Gehn also writes of his study of D’ni color symbology:
I am still attempting to determine how the D’ni color symbology reflects this superior design principle. Although superficially it is based on a six color system, I am convinced that there has to be a deeper connection to Five. I will continue to investigate.
Ideographs for six basic colors follow this entry. These symbols also appear on Gehn’s rotating domes, with five intermediate symbols between each. Let us assume these additional symbols signify intermediate colors in the spectrum.
Gehn does not explicitly state whether these intermediate symbols are D’ni symbology, or his own invention. Likely his own, since I doubt even keen‐eyed D’ni readers would readily distinguish an iris half open from an iris seven twelfths open.
Gehn could have constructed deeper connections to Five.1 To suit his numerological fixation, Gehn could have inserted four intermediate irises between the major color symbols, for a total of 30 symbols. Irises would thus have ten states, each a tenth wider or narrower than the last.
Instead, this color symbology is imbued with the power of Six. A total of six times six color symbols are based on the six main ones. Each iris has twelve states. Perhaps his mathematical mind wondered if another number had power over color.

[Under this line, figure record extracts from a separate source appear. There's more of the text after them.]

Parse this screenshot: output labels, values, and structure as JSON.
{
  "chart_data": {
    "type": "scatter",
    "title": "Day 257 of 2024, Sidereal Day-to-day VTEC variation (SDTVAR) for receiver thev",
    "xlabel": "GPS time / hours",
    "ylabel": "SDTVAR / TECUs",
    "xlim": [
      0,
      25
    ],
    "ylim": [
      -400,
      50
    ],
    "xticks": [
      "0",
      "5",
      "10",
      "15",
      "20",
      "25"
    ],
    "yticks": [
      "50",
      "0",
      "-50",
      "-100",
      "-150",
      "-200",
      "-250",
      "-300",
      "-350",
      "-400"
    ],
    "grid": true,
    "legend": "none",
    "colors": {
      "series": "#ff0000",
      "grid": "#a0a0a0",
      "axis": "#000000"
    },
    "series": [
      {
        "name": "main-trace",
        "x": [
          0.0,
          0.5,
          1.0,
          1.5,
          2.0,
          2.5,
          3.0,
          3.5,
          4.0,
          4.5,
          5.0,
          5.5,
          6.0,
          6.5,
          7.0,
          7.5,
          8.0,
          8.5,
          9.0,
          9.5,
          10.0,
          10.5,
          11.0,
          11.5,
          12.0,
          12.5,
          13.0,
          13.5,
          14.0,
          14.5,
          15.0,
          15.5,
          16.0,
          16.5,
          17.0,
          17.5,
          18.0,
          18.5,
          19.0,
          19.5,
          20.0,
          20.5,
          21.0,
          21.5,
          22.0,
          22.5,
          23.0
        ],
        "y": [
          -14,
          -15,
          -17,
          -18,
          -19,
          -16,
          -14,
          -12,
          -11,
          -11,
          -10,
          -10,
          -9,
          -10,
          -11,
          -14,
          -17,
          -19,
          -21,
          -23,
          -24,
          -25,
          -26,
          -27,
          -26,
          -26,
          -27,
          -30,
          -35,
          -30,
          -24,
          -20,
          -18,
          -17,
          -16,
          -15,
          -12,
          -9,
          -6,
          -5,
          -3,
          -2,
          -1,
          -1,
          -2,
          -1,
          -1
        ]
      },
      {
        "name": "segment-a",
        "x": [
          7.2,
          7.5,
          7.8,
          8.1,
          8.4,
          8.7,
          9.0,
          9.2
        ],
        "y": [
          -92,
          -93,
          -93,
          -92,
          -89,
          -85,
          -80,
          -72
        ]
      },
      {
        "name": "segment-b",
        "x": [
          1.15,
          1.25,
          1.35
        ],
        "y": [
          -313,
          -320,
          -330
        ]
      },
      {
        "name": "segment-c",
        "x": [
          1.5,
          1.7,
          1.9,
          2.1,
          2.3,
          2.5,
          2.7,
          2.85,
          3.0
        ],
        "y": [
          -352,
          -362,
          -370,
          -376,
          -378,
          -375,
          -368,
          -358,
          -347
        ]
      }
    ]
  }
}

Remarkably, the D’ni use erroneous primary and secondary colors common in 19th century European color wheels.
In 1704, Isaac Newton’s book Opticks proposed that light was composed of primitive colors. He arbitrarily defined these colors as ROYGBIV. His spectrum originally had only five hues, but he inserted orange and indigo to make an octave of colors, reflecting his notion that colors have harmonies like the notes of European musical scales.
Artists soon found his model unworkable for choosing complementary colors, so later theorists adapted it into color wheels. The most popular wheels used red, yellow, and blue as their three primaries, with green, violet, and orange incorrectly positioned opposite them as their complements.
Modern graphic designers know the true primary colors of light to be red, green, and blue, corresponding to the three colors of photoreceptors in (most) human eyes, with cyan, magenta, and yellow being their proper complements.
The D’ni science of optics seems to have had similar historical accidents.2 However, the D’ni symbols for orange, green, and violet are much more basic than the others. Could D’ni color theory have arrived at the same wrong colors from the opposite direction, considering those colors the primaries?
If the D’ni used all 36 of these color symbols, these colors must have names.3 Given the skewed color ranges, D’ni color vocabulary would be rich in fine shades of red and orange, impoverished in greens, and lacking in light blues4 and purples.
Anthropologists may speculate whether this relates to the acute sensitivity of D’ni eyesight. According to the Myst novels and Uru, the D’ni dwelled in deep volcanic caverns cut off from the surface. Perhaps they needed few words to describe verdant plants and azure skies, and a great many to describe molten rock.
Harsh critics of Gehn’s record at writing worlds might not consider that evidence against him inventing the intermediate symbols, however.
As have Lightbringer’s Martians, who also use European primaries and secondaries. Game designer Andrew Plotkin has criticized Lightbringer for this and other failures of imagination.
Frederik Pohl’s Gateway is even more humanocentric. Gateway’s Heechee, an ancient race which left our universe long before fish crawled on land, improbably divided the spectrum into Newton’s idiosyncratic ROYGBIV.
What words and symbols do the D’ni use for black, white, and shades of gray?
One of the colors omitted in this system is also the name of the company that created the Myst saga: Cyan.